O uso político da transfobia está longe de ser novidade e tem paralelos históricos bem documentados. Um dos primeiros centros de investigação sobre identidade de género, o Instituto para a Investigação Sexual, foi destruído em 1933 por nazis, que queimaram os seus arquivos num dos episódios mais simbólicos da perseguição a minorias sexuais e de género.
A retórica de Trump segue essa tradição: apresenta a identidade trans como uma ameaça à ordem social e promove medidas punitivas contra essas pessoas. O perigo não está apenas nas políticas implementadas, mas no precedente que abrem. Criar uma ameaça interna justifica, aos seus olhos, ataques cada vez mais agressivos.
A desconstrução de narrativas como resistência
Especialistas em direitos humanos alertam para as consequências devastadoras desta retórica e ação política. Dados mostram que pessoas trans são quatro vezes mais propensas a serem vítimas de crimes de ódio do que perpetradoras de violência. Além disso, estas restrições e o policiamento dos corpos prejudicam todas as mulheres que não se enquadrem nos moldes aceites, incluindo mulheres cis, como demonstram casos de atletas negras cisgénero banidas de competições devido aos seus níveis naturais de testosterona.
Apesar da crescente hostilidade política, a resistência também cresce. Organizações de defesa de direitos trans e atletas de diversas origens estão a unir-se contra as medidas de Trump, sublinhando que a luta por equidade e inclusão não se limita ao desporto, mas é um espelho da luta por direitos humanos.

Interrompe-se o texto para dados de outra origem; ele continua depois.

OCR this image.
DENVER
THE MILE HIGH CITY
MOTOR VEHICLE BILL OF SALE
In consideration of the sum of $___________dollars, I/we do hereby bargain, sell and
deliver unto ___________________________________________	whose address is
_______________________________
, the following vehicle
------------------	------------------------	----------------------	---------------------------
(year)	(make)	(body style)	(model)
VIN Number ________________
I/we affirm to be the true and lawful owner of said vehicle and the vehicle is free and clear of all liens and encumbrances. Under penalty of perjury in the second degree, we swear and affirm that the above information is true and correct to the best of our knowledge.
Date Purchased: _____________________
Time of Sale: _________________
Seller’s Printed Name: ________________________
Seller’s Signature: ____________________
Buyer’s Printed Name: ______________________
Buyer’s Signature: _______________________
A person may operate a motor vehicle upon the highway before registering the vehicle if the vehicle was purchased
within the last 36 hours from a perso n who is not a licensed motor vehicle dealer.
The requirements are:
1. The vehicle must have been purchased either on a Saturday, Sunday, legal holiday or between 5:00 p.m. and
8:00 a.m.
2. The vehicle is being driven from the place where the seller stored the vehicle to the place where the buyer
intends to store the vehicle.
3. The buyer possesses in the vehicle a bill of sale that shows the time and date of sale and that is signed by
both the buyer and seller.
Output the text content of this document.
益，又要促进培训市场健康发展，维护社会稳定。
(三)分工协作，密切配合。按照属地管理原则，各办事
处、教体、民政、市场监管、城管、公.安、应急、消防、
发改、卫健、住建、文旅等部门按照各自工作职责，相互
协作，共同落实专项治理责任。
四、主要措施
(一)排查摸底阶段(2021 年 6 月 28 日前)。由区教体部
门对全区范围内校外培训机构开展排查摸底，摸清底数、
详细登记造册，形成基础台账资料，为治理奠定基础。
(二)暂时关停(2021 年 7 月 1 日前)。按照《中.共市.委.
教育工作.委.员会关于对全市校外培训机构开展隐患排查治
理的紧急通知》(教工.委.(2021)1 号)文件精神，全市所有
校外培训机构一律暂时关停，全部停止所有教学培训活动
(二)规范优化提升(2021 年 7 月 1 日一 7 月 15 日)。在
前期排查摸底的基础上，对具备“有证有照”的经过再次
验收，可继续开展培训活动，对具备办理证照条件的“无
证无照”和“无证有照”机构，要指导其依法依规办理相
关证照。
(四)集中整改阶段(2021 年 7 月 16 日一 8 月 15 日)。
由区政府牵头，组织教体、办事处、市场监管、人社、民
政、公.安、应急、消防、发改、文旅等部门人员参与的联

“Isso faz parte, em última análise, de um esforço de bode expiatório que é realmente uma estratégia autoritária para semear desinformação, semear dissidência e expandir o poder“, disse Elizabeth Yates, diretora de uma organização de direitos civis. “Esta é uma parte de um projeto maior“, rematou.

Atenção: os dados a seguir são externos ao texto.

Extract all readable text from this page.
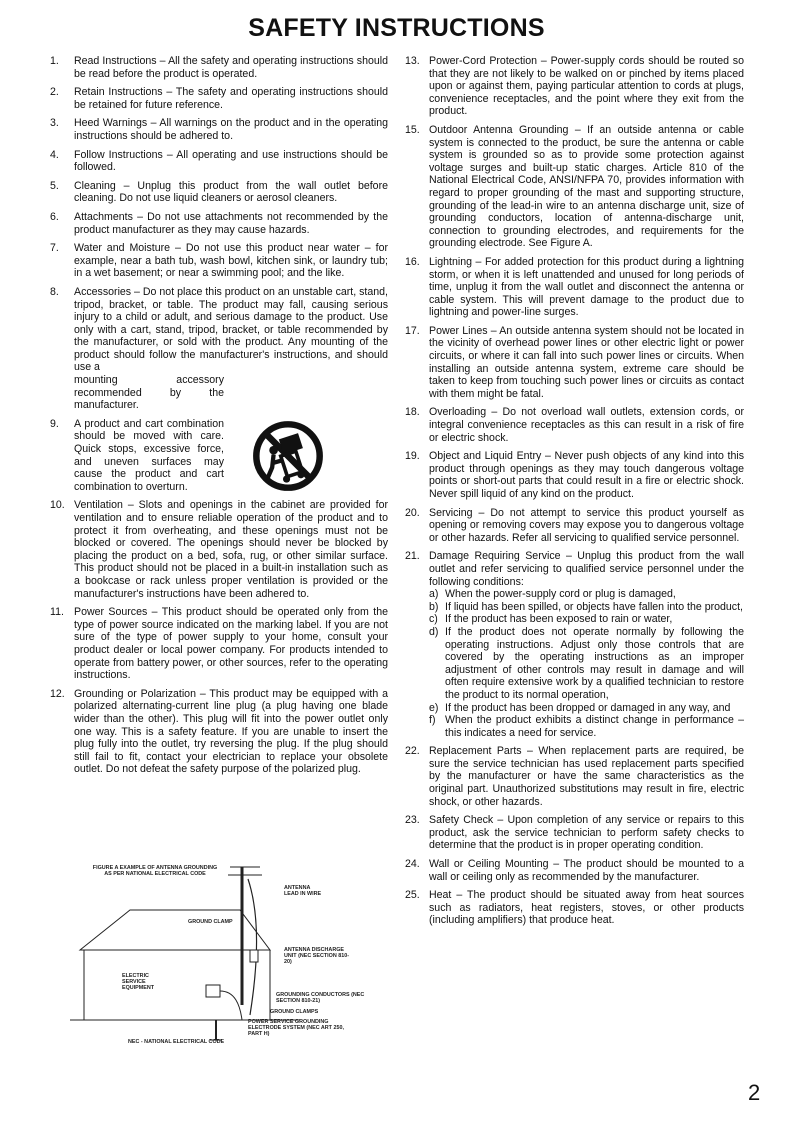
SAFETY INSTRUCTIONS
1. Read Instructions – All the safety and operating instructions should be read before the product is operated.

2. Retain Instructions – The safety and operating instructions should be retained for future reference.

3. Heed Warnings – All warnings on the product and in the operating instructions should be adhered to.

4. Follow Instructions – All operating and use instructions should be followed.

5. Cleaning – Unplug this product from the wall outlet before cleaning. Do not use liquid cleaners or aerosol cleaners.

6. Attachments – Do not use attachments not recommended by the product manufacturer as they may cause hazards.

7. Water and Moisture – Do not use this product near water – for example, near a bath tub, wash bowl, kitchen sink, or laundry tub; in a wet basement; or near a swimming pool; and the like.

8. Accessories – Do not place this product on an unstable cart, stand, tripod, bracket, or table. The product may fall, causing serious injury to a child or adult, and serious damage to the product. Use only with a cart, stand, tripod, bracket, or table recommended by the manufacturer, or sold with the product. Any mounting of the product should follow the manufacturer's instructions, and should use a

mounting accessory recommended by the manufacturer.

9. A product and cart combination should be moved with care. Quick stops, excessive force, and uneven surfaces may cause the product and cart combination to overturn.

10. Ventilation – Slots and openings in the cabinet are provided for ventilation and to ensure reliable operation of the product and to protect it from overheating, and these openings must not be blocked or covered. The openings should never be blocked by placing the product on a bed, sofa, rug, or other similar surface. This product should not be placed in a built-in installation such as a bookcase or rack unless proper ventilation is provided or the manufacturer's instructions have been adhered to.

11. Power Sources – This product should be operated only from the type of power source indicated on the marking label. If you are not sure of the type of power supply to your home, consult your product dealer or local power company. For products intended to operate from battery power, or other sources, refer to the operating instructions.

12. Grounding or Polarization – This product may be equipped with a polarized alternating-current line plug (a plug having one blade wider than the other). This plug will fit into the power outlet only one way. This is a safety feature. If you are unable to insert the plug fully into the outlet, try reversing the plug. If the plug should still fail to fit, contact your electrician to replace your obsolete outlet. Do not defeat the safety purpose of the polarized plug.

13. Power-Cord Protection – Power-supply cords should be routed so that they are not likely to be walked on or pinched by items placed upon or against them, paying particular attention to cords at plugs, convenience receptacles, and the point where they exit from the product.

15. Outdoor Antenna Grounding – If an outside antenna or cable system is connected to the product, be sure the antenna or cable system is grounded so as to provide some protection against voltage surges and built-up static charges. Article 810 of the National Electrical Code, ANSI/NFPA 70, provides information with regard to proper grounding of the mast and supporting structure, grounding of the lead-in wire to an antenna discharge unit, size of grounding conductors, location of antenna-discharge unit, connection to grounding electrodes, and requirements for the grounding electrode. See Figure A.

16. Lightning – For added protection for this product during a lightning storm, or when it is left unattended and unused for long periods of time, unplug it from the wall outlet and disconnect the antenna or cable system. This will prevent damage to the product due to lightning and power-line surges.

17. Power Lines – An outside antenna system should not be located in the vicinity of overhead power lines or other electric light or power circuits, or where it can fall into such power lines or circuits. When installing an outside antenna system, extreme care should be taken to keep from touching such power lines or circuits as contact with them might be fatal.

18. Overloading – Do not overload wall outlets, extension cords, or integral convenience receptacles as this can result in a risk of fire or electric shock.

19. Object and Liquid Entry – Never push objects of any kind into this product through openings as they may touch dangerous voltage points or short-out parts that could result in a fire or electric shock. Never spill liquid of any kind on the product.

20. Servicing – Do not attempt to service this product yourself as opening or removing covers may expose you to dangerous voltage or other hazards. Refer all servicing to qualified service personnel.

21. Damage Requiring Service – Unplug this product from the wall outlet and refer servicing to qualified service personnel under the following conditions:

a) When the power-supply cord or plug is damaged,
b) If liquid has been spilled, or objects have fallen into the product,
c) If the product has been exposed to rain or water,
d) If the product does not operate normally by following the operating instructions. Adjust only those controls that are covered by the operating instructions as an improper adjustment of other controls may result in damage and will often require extensive work by a qualified technician to restore the product to its normal operation,
e) If the product has been dropped or damaged in any way, and
f) When the product exhibits a distinct change in performance – this indicates a need for service.
22. Replacement Parts – When replacement parts are required, be sure the service technician has used replacement parts specified by the manufacturer or have the same characteristics as the original part. Unauthorized substitutions may result in fire, electric shock, or other hazards.

23. Safety Check – Upon completion of any service or repairs to this product, ask the service technician to perform safety checks to determine that the product is in proper operating condition.

24. Wall or Ceiling Mounting – The product should be mounted to a wall or ceiling only as recommended by the manufacturer.

25. Heat – The product should be situated away from heat sources such as radiators, heat registers, stoves, or other products (including amplifiers) that produce heat.

FIGURE A EXAMPLE OF ANTENNA GROUNDING AS PER NATIONAL ELECTRICAL CODE
ANTENNA LEAD IN WIRE
GROUND CLAMP
ANTENNA DISCHARGE UNIT (NEC SECTION 810-20)
ELECTRIC SERVICE EQUIPMENT
GROUNDING CONDUCTORS (NEC SECTION 810-21)
GROUND CLAMPS
POWER SERVICE GROUNDING ELECTRODE SYSTEM (NEC ART 250, PART H)
NEC - NATIONAL ELECTRICAL CODE
2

A ordem executiva de Trump não é apenas uma medida desportiva, mas uma manobra política desenhada para inflamar medos e reforçar o apoio de setores mais conservadores. O ataque aos direitos das pessoas trans insere-se num padrão histórico de perseguição e desinformação, que visa consolidar poder através da exclusão de grupos vulneráveis. A história mostra-nos que estas estratégias podem ser combatidas, mas exigem solidariedade, resistência e uma defesa intransigente dos direitos humanos.